Walczak v. Labor Works – Fort Wayne, LLC (Ind. March 13, 2013)
In this decision, the Supreme Court addressed some uncertainty that existed regarding the Wage Payment Act and the Wage Claims Act. The difference between these two statutory schemes, as succinctly summarized by the Supreme Court, is “that the Wage Payment Act applies to, among others, those who keep or quit their jobs, while the Wage Claims Act applies to those who are fired, laid off, or on strike.”
If a claim falls with the Wage Claims Act, an employee cannot file a suit in a state court before exhausting administrative remedies in the Department of Labor. If a claim falls within the Wage Payment Act, an employee may file a suit directly in court. The Supreme Court explained that this issue is jurisdictional and turns on the interpretation of the phrase “voluntarily leaves employment” as used in the Wage Payment Act, Ind. Code § 22-2-5-1(b), and “separates any employee from the payroll” as used in the Wage Claims Act, Ind. Code § 22-2-9-2(a).
The Court first held that the courts, not the Department of Labor, should decide whether an employee voluntarily left employment, explaining: “That is an issue of statutory construction dispositive on the question of jurisdiction, and it, therefore, lies squarely within the judicial bailiwick.” The Court elaborated that by leaving the determination to the Department of Labor, “we effectively would add an exhaustion requirement to the Wage Payment Act—an exhaustion requirement that as our Court of Appeals has noted, is wholly absent from the statutory text.” Rental Equip., Inc. v. Gifford, 744 N.E.2d 1007, 1010 (Ind. Ct. App. 2001) (“[A] plaintiff bringing a claim under I.C. § 22-2-5-2 is not required to first exhaust any available administrative remedies prior to filing suit.”).

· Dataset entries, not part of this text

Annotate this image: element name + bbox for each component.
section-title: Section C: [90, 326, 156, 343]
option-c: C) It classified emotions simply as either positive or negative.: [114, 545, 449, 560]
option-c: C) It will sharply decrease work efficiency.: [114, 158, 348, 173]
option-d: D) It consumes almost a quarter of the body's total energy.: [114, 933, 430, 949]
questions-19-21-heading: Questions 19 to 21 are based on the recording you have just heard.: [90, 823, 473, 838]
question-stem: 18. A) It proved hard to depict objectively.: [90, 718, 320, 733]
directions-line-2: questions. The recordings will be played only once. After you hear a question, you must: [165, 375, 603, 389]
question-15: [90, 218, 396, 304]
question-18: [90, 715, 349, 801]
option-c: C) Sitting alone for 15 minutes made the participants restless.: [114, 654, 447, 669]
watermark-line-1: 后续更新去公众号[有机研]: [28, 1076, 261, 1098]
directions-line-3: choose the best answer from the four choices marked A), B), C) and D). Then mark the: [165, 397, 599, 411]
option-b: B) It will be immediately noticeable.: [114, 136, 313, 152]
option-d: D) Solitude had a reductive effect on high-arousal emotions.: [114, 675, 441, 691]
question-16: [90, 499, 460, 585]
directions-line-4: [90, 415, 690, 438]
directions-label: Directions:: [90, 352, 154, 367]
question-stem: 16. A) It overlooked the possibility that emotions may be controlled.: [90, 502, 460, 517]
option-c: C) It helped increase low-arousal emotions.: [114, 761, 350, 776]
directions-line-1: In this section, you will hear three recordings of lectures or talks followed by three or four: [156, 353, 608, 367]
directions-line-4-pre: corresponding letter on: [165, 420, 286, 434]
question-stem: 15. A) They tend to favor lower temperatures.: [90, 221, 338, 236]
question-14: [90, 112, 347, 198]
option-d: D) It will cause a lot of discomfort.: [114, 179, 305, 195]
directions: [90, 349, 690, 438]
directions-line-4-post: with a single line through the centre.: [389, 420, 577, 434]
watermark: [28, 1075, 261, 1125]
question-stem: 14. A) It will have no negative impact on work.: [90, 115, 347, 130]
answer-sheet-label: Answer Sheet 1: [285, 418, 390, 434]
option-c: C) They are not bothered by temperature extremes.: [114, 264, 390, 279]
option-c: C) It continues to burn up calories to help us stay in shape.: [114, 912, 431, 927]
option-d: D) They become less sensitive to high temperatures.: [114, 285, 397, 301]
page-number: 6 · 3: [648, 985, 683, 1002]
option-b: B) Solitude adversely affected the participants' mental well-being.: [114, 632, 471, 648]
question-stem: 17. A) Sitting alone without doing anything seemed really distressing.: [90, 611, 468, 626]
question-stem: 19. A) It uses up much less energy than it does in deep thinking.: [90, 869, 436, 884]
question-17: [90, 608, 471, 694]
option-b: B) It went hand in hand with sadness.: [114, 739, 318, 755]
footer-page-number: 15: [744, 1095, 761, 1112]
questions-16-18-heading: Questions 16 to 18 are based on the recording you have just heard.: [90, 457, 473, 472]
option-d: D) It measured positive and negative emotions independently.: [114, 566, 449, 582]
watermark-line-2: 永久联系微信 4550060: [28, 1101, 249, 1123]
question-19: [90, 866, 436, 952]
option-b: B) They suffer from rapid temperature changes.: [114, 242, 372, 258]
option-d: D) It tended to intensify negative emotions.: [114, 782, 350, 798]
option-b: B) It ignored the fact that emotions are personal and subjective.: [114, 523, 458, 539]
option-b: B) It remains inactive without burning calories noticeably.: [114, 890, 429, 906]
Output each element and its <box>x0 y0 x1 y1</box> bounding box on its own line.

The primary argument put forth by the employer in this case was that the Wage Payment could not apply to day laborers, who are, by the very nature of their work, separated from employment at the end of each day. The Supreme Court rejected this argument, primarily on policy grounds:
Ultimately, we believe the drafters of the Wage Payment Act intended the statute to benefit the entire Indiana workforce, including day labor employees. Day labor is not a newcomer to Indiana’s economy, and the drafters of the Wage Payment and Wage Claims Acts were likely aware of its role in the state’s employment landscape. Therefore, day labor employees are no less entitled to the statutory protections that the General Assembly has provided than any other Hoosier employees.

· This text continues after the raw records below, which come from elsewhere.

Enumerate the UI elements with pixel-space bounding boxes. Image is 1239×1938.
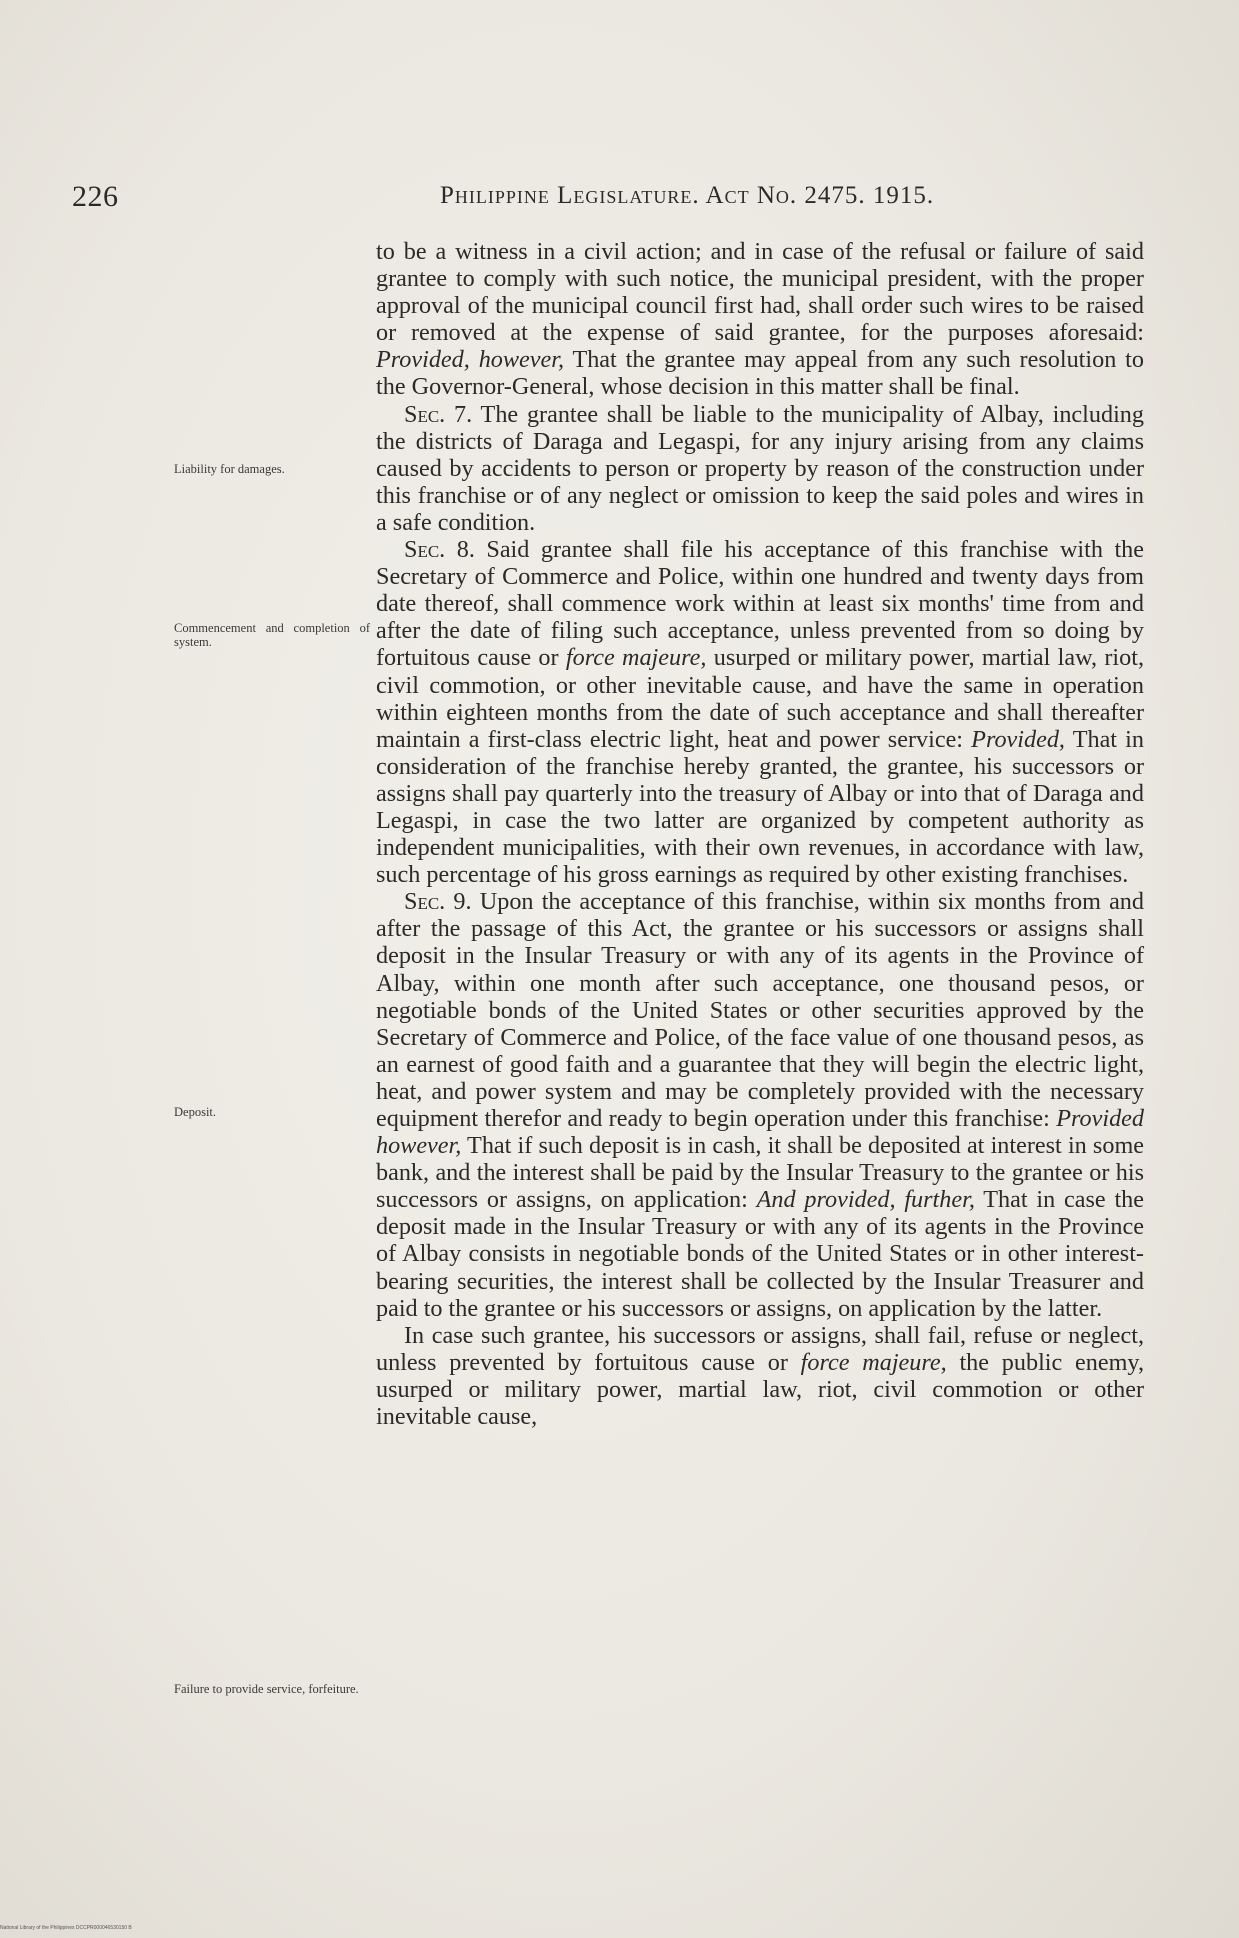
italic-run: Provided however, — [376, 1105, 1144, 1160]
text-run: the public enemy, usurped or military power, martial law, riot, civil commotion or other inevitable cause, — [376, 1348, 1144, 1431]
running-head: Philippine Legislature. Act No. 2475. 1915. — [440, 182, 935, 209]
continuation-paragraph — [376, 238, 1144, 401]
text-run: That if such deposit is in cash, it shall be deposited at interest in some bank, and the interest shall be paid by the Insular Treasury to the grantee or his successors or assigns, on application: — [376, 1132, 1144, 1214]
page-number: 226 — [72, 180, 119, 213]
text-run: That in consideration of the franchise hereby granted, the grantee, his successors or assigns shall pay quarterly into the treasury of Albay or into that of Daraga and Legaspi, in case the two latter are organized by competent authority as independent municipalities, with their own revenues, in accordance with law, such percentage of his gross earnings as required by other existing franchises. — [376, 725, 1144, 889]
text-run: to be a witness in a civil action; and in case of the refusal or failure of said grantee to comply with such notice, the municipal president, with the proper approval of the municipal council first had, shall order such wires to be raised or removed at the expense of said grantee, for the purposes aforesaid: — [376, 238, 1144, 347]
margin-note-deposit: Deposit. — [174, 1105, 217, 1119]
italic-run: force majeure, — [800, 1348, 947, 1376]
italic-run: force majeure, — [565, 644, 707, 672]
body-text — [376, 238, 1144, 1430]
section-label: Sec. 7. — [404, 400, 473, 428]
text-run: In case such grantee, his successors or assigns, shall fail, refuse or neglect, unless prevented by fortuitous cause or — [376, 1321, 1144, 1376]
margin-note-commencement: Commencement and completion of system. — [174, 621, 370, 649]
section-label: Sec. 8. — [404, 536, 475, 564]
text-run: The grantee shall be liable to the municipality of Albay, including the districts of Daraga and Legaspi, for any injury arising from any claims caused by accidents to person or property by reason of the construction under this franchise or of any neglect or omission to keep the said poles and wires in a safe condition. — [376, 400, 1144, 536]
text-run: That the grantee may appeal from any such resolution to the Governor-General, whose decision in this matter shall be final. — [376, 346, 1144, 401]
section-9-paragraph — [376, 888, 1144, 1322]
scan-credit: National Library of the Philippines DCCPR000046530150 B — [0, 1925, 132, 1931]
text-run: Said grantee shall file his acceptance of this franchise with the Secretary of Commerce and Police, within one hundred and twenty days from date thereof, shall commence work within at least six months' time from and after the date of filing such acceptance, unless prevented from so doing by fortuitous cause or — [376, 536, 1144, 672]
text-run: That in case the deposit made in the Insular Treasury or with any of its agents in the Province of Albay consists in negotiable bonds of the United States or in other interest-bearing securities, the interest shall be collected by the Insular Treasurer and paid to the grantee or his successors or assigns, on application by the latter. — [376, 1186, 1144, 1322]
section-7-paragraph — [376, 401, 1144, 536]
italic-run: Provided, however, — [376, 346, 564, 374]
section-label: Sec. 9. — [404, 888, 472, 916]
margin-note-liability: Liability for damages. — [174, 462, 285, 476]
italic-run: Provided, — [971, 725, 1065, 753]
forfeiture-paragraph — [376, 1322, 1144, 1430]
italic-run: And provided, further, — [756, 1186, 975, 1214]
text-run: usurped or military power, martial law, riot, civil commotion, or other inevitable cause, and have the same in operation within eighteen months from the date of such acceptance and shall thereafter maintain a first-class electric light, heat and power service: — [376, 644, 1144, 753]
margin-note-failure: Failure to provide service, forfeiture. — [174, 1682, 359, 1696]
section-8-paragraph — [376, 536, 1144, 888]
text-run: Upon the acceptance of this franchise, within six months from and after the passage of this Act, the grantee or his successors or assigns shall deposit in the Insular Treasury or with any of its agents in the Province of Albay, within one month after such acceptance, one thousand pesos, or negotiable bonds of the United States or other securities approved by the Secretary of Commerce and Police, of the face value of one thousand pesos, as an earnest of good faith and a guarantee that they will begin the electric light, heat, and power system and may be completely provided with the necessary equipment therefor and ready to begin operation under this franchise: — [376, 888, 1144, 1132]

This case is, of course, important for employment law attorneys, as it clarifies the process for determining whether a claim falls within the Wage Payment Act or the Wage Claims Act. The opinion, written by Justice Massa, is also an interesting and enjoyable read. Justice Massa includes several literary references, a discussion of Indiana history as it relates to day laborers, and a pragmatic explanation of the ultimate legal conclusion:
Taken together, all of these circumstances lead us to conclude Walczak was not “separate[d] from the payroll” and need not comply with the requirements of the Wage Claims Act. Labor Works may say that all its employees are terminated after every shift and rehired the next day, like phoenixes rising daily from the ashes, but its employees, unlike those who have really been “separate[d] from the payroll,” have a realistic expectation that if they show up the next day, they may receive a job assignment. In other words, Walczak is more duck than phoenix.
This type of opinion and writing style helps both lawyers and non-lawyers understand a Court’s reasoning, and exemplifies the modern approach to legal writing.